Various seafood species contain ACE-inhibiting peptides that have reduced blood pressure in rodents as or more effectively than standard medications can … without those drugs’ side effects.
Researchers have found potent ACE-inhibiting peptides in sardines, anchovies, oysters, mussels, big eye and yellowfin tuna, clams, Asian shrimp, Alaskan pollock, Pacific hake, cuttlefish (squid), bonito, shark, others ... with many more species left to be tested.
Now, Norwegian scientists report the strongest ACE-inhibiting peptide ever tested, which occurs naturally in tasty Arctic prawns (Pandalus borealis) … a type of shrimp.
The unprecedented outcome of this combined rat and test tube study have prompted the Norwegian agency to commission a clinical trial, to see if the findings apply to people.
Rat study finds potent anti-hypertension proteins in prawns
The prawn-peptides study comes from NOFIMA … a scientific consortium of Norwegian food and health ministries, and Europe’s largest institute for applied fisheries and food research.
Lead author Asbjørn Gildberg said the results were not necessarily limited to this particular type of shrimp.
“These are the highest [ACE-inhibiting effects] seen but [peptide] hydrolysates from Chinese shrimps have indicated levels almost as good,” he said. “The human trial data will be very interesting.”
(Peptide hydrolysates are simply isolated peptides produced by the process of hydrolysis, which involves breaking down the molecular bonds in proteins using heat and either acid or alkali solutions.

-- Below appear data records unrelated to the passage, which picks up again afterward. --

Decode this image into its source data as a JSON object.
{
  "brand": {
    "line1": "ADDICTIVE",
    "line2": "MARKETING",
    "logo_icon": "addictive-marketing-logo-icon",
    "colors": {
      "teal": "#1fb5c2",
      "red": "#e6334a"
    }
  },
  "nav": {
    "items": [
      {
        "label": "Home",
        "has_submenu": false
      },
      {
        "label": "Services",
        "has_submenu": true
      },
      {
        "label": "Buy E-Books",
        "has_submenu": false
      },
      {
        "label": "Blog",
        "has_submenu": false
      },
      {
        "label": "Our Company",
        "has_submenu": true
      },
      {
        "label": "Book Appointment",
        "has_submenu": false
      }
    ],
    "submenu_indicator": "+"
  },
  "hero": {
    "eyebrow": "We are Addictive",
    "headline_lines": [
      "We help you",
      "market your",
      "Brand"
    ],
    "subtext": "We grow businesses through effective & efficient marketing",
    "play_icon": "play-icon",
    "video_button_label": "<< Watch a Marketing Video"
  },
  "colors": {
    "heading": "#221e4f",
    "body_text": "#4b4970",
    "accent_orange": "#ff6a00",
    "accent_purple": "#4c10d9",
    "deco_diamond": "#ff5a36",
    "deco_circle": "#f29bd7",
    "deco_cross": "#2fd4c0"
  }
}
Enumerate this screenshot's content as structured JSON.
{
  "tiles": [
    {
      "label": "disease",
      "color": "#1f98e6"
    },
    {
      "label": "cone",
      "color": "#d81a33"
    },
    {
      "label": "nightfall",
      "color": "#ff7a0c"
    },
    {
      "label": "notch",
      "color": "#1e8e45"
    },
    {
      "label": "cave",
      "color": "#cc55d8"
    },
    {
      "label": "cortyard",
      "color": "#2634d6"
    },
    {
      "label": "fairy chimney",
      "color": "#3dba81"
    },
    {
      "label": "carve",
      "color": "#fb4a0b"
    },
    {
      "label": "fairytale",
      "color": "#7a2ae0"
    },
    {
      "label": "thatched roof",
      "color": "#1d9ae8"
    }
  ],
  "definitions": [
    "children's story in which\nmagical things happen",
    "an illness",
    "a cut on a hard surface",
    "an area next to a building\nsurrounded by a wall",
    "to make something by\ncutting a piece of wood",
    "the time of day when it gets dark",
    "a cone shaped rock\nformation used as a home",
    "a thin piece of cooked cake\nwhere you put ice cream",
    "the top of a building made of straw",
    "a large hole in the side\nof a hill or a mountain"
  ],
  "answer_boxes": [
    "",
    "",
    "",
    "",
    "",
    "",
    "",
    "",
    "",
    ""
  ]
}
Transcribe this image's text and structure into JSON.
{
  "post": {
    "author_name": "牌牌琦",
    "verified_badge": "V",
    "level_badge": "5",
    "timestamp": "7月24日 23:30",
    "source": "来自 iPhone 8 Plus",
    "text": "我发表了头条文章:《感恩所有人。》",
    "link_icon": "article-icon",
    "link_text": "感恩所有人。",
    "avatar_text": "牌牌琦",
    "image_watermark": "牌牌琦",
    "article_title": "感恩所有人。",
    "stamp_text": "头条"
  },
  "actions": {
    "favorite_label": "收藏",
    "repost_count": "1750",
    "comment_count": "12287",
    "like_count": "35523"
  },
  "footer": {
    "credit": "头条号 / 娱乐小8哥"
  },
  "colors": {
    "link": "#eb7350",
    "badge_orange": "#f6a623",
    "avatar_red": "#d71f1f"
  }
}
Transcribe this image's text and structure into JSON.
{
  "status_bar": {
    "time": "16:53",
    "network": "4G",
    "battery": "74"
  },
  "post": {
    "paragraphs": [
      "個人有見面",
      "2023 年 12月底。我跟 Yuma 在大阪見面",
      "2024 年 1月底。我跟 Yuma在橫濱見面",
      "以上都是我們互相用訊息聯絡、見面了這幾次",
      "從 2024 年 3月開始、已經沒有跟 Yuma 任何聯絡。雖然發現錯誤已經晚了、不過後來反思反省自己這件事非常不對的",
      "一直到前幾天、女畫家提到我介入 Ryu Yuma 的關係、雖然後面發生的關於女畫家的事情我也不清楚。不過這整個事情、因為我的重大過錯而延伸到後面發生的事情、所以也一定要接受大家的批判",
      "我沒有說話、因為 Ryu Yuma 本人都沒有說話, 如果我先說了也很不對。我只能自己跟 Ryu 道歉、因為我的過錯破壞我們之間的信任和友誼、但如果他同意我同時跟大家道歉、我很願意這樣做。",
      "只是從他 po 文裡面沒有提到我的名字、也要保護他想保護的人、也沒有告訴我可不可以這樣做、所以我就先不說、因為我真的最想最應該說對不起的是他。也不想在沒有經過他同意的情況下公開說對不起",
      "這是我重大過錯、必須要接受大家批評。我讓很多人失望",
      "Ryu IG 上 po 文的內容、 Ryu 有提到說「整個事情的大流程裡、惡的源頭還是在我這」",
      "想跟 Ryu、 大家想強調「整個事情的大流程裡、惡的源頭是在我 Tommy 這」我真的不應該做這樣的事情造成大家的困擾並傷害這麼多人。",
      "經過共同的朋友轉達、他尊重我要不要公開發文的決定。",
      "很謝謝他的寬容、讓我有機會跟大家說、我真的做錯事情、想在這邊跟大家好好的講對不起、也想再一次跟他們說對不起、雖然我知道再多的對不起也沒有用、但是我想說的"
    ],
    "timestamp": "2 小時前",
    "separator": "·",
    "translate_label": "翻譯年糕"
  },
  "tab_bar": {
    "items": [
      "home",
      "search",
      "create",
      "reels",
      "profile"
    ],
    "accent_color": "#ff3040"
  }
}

Hydrolysis of proteins into peptides also happens in your digestive tract.)
As the researchers wrote: “The measurements by two independent methods both revealed higher in vitro [test tube] ACE-inhibitory activity … than earlier reported in comparable [peptide] hydrolysates.”
“An introductory feeding trial with spontaneously hypertensive rats indicated positive in vivo results ...”. (The term in vivo means experiments in animals (or people), as opposed to tests performed on isolated tissues or cells, which are called in vitro.)
“Although further in vivo studies are necessary to verify the antihypertensive potential, the very high in vitro ACE-inhibitory activity reveals that the shrimp protein hydrolysate is a promising candidate for nutraceutical application.”
NOFIMA worked with Norwegian biotech firm Marealis, which develops bioactive peptides from sustainable Arctic Ocean sources, and partly funded the studies.
Are seafood peptides superior?
While milk, soy, and other food sources of anti-hypertensive peptides work well in test tube studies, they are not always active in animals or humans.
Certain seafood peptides seem to be more effective because they are absorbed intact while peptides other foods are broken down by digestive enzymes.
Three clinical studies have shown that fish peptide supplements can exert significant blood pressure-lowering effects in people with high blood pressure.
And supplements containing isolated fish peptides appear to be effective in two-thirds of people with high blood pressure … about the same percentage as common ACE-inhibiting drugs.
That said, we need more research to determine whether eating seafood species known to contain potently anti-hypertensive peptides produces a measurable effect, and over what time period.